Os buracos negros
são talvez os objetos mais estranhos e menos compreendidos em nosso universo.
Eles tem ligação com incríveis possíveis fenômenos: de buracos de
minhoca a universos bebês e
agora universos fractais.
Por mais bizarros
que os buracos negros sejam, tipos ainda mais estranhos podem ser teorizados. E
uma equipe de cientistas se aprofundou na matemática dos chamados buracos
negros carregados e descobriu uma série de surpresas, incluindo um espaço-tempo
infernal, uma exótica paisagem fractal e talvez mais.
Existem inúmeros
tipos de buracos negros hipotéticos que podem ser reais: aqueles com ou sem
carga elétrica, os giratórios ou estacionários, os cercados por matéria ou os
que flutuam no espaço vazio. Sabe-se que alguns desses buracos negros
hipotéticos existem em nosso universo; por exemplo, o buraco negro giratório
cercado por matéria que gira ao seu redor é uma presença bastante comum. Até tiramos uma
foto de um.
Mas alguns outros
tipos de buracos negros são puramente teóricos. Mesmo assim, os físicos ainda
estão interessados em investigá-los ao se aprofundar em seus fundamentos
matemáticos em que é possível descobrir novas relações e implicações das
teorias da física, que podem ter consequências no mundo real.
Um desses buracos
negros teóricos seria o buraco negro eletricamente carregado cercado por um
certo tipo de espaço conhecido como anti-de Sitter. Sem entrar em detalhes,
este tipo de espaço tem curvatura geométrica negativa constante, como uma sela
de cavalo, que sabemos não é uma boa descrição de nosso universo. (Um cosmos
com espaço anti-de Sitter teria uma constante cosmológica negativa, o que
significa que qualquer matéria tenderia a se condensar em um buraco negro, ao
contrário da expansão acelerada conhecida que está ocorrendo no universo.
Este espaço em
forma de sela de cavalo não existe em nosso universo, mas tudo bem: Acontece
que esses buracos negros exóticos ainda têm estruturas surpreendentemente
intrincadas que valem a pena explorar.
Um dos motivos
pelos quais vale a pena explorar é que os buracos negros carregados
compartilham muitas semelhanças com os buracos negros giratórios, que
certamente existem em nosso universo, mas os buracos negros carregados são
matematicamente mais simples de lidar.
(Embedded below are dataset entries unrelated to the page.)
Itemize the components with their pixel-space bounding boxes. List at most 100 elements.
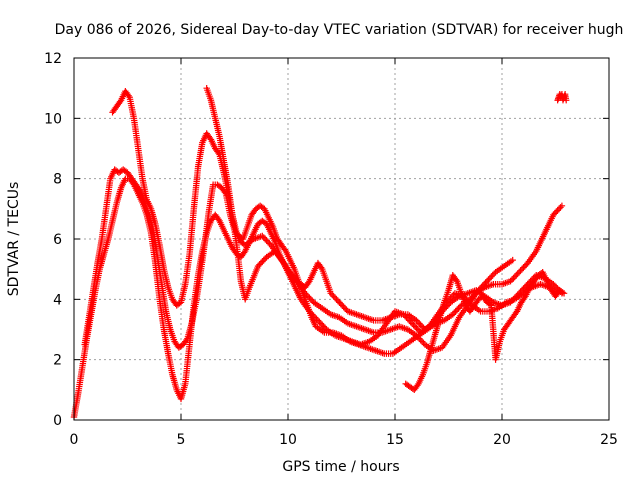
x-axis: 0 5 10 15 20 25: [70, 58, 618, 448]
data-point: [183, 336, 190, 344]
data-point: [416, 320, 423, 327]
data-point: [414, 333, 422, 341]
data-point: [560, 290, 568, 297]
y-tick-label: 2: [53, 353, 62, 369]
data-point: [482, 279, 489, 286]
data-point: [411, 323, 419, 330]
data-point: [306, 294, 313, 302]
x-axis-label: GPS time / hours: [282, 459, 399, 475]
data-point: [559, 289, 566, 296]
data-point: [489, 272, 496, 279]
data-point: [455, 305, 462, 312]
y-axis-label: SDTVAR / TECUs: [6, 182, 22, 297]
data-point: [400, 311, 407, 318]
data-point: [518, 265, 526, 273]
data-point: [264, 238, 272, 246]
data-point: [307, 296, 315, 303]
y-tick-label: 8: [53, 172, 62, 188]
data-point: [339, 302, 346, 309]
data-point: [406, 317, 413, 324]
x-tick-label: 0: [70, 432, 79, 448]
data-point: [558, 202, 566, 210]
y-tick-label: 6: [53, 232, 62, 248]
data-point: [485, 276, 492, 283]
grid: [74, 58, 609, 420]
data-point: [414, 318, 422, 326]
data-point: [521, 262, 529, 270]
data-point: [314, 317, 322, 324]
data-point: [256, 261, 263, 268]
data-point: [563, 97, 570, 104]
data-point: [449, 311, 456, 318]
data-point: [240, 249, 248, 256]
data-point: [520, 264, 527, 271]
data-point: [557, 204, 564, 211]
data-point: [263, 237, 270, 244]
data-point: [413, 324, 420, 332]
chart-title: Day 086 of 2026, Sidereal Day-to-day VTE…: [55, 22, 624, 38]
y-tick-label: 10: [44, 111, 62, 127]
data-point: [261, 235, 269, 243]
data-point: [451, 309, 458, 317]
data-point: [341, 305, 349, 312]
data-point: [414, 382, 421, 389]
data-point: [319, 321, 326, 329]
data-point: [329, 291, 336, 299]
data-point: [311, 314, 319, 321]
data-point: [465, 299, 473, 306]
data-point: [416, 335, 423, 342]
data-point: [336, 299, 343, 306]
data-point: [517, 267, 524, 274]
data-point: [513, 272, 520, 279]
data-point: [334, 297, 342, 305]
data-point: [260, 234, 267, 241]
series-track-e: [402, 268, 568, 394]
data-point: [550, 281, 557, 288]
data-point: [266, 240, 273, 247]
data-point: [507, 278, 514, 285]
data-point: [136, 186, 143, 193]
data-point: [448, 293, 456, 300]
data-point: [453, 306, 461, 314]
y-tick-label: 12: [44, 51, 62, 67]
data-point: [403, 314, 410, 321]
data-point: [417, 336, 424, 344]
data-point: [408, 320, 416, 327]
data-point: [417, 321, 424, 329]
data-point: [116, 98, 124, 105]
x-tick-label: 25: [600, 432, 618, 448]
data-point: [555, 205, 563, 213]
data-point: [125, 92, 132, 99]
data-point: [260, 256, 267, 264]
data-point: [313, 315, 320, 323]
data-point: [333, 296, 340, 303]
data-point: [407, 318, 414, 326]
x-tick-label: 15: [386, 432, 404, 448]
data-point: [515, 268, 523, 276]
data-point: [327, 290, 334, 297]
series-track-f: [554, 91, 570, 104]
data-point: [401, 312, 409, 320]
data-point: [413, 332, 420, 339]
y-axis: 0 2 4 6 8 10 12: [44, 51, 609, 429]
data-point: [414, 326, 422, 333]
data-point: [320, 323, 327, 330]
data-point: [309, 311, 316, 318]
data-point: [514, 270, 521, 277]
data-point: [511, 273, 519, 280]
data-point: [509, 256, 516, 264]
y-tick-label: 0: [53, 413, 62, 429]
data-point: [452, 276, 460, 283]
data-point: [281, 246, 288, 253]
y-tick-label: 4: [53, 292, 62, 308]
data-point: [317, 264, 325, 271]
data-point: [259, 258, 266, 265]
data-point: [337, 300, 344, 308]
data-point: [259, 232, 266, 240]
data-point: [301, 290, 309, 297]
data-point: [551, 210, 558, 217]
x-tick-label: 5: [177, 432, 186, 448]
data-point: [254, 262, 262, 270]
data-point: [306, 308, 313, 315]
data-point: [305, 279, 312, 286]
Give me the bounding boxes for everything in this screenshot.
Portanto, ao estudar os buracos negros
carregados, podemos obter alguns insights sobre os buracos negros rotativos do
universo real.
Além disso, os
físicos descobriram que quando esses buracos negros se tornam relativamente
frios, eles criam uma “névoa” de campos quânticos ao redor de suas superfícies.
Essa névoa adere à superfície, puxada para dentro pela gravidade do próprio
buraco negro, mas empurrada para fora pela repulsão elétrica do mesmo buraco
negro. Uma névoa de campos quânticos operando de maneira estável em uma
superfície também é conhecida como supercondutor. Os supercondutores têm
aplicações no mundo real (ou seja, eles podem transmitir corrente elétrica sem
resistência), portanto, investigar como os supercondutores funcionariam nesses
cenários exóticos nos ajuda a compreender suas estruturas matemáticas, o que
pode levar a novos idéias para aplicações reais.
Em um estudo
publicado em 28 de agosto no banco de dados de pré-impressão arXiv, uma equipe
de cientistas usou recentemente a linguagem da supercondutividade para
descobrir o que existe mais abaixo da superfície
desses buracos negros hipotéticos.
Quase um buraco de minhoca
Buracos negros
carregados “normais”, que são envoltos em um espaço-tempo comum daqueles
encontrados em nosso universo, têm algumas peculiaridades em seu interior.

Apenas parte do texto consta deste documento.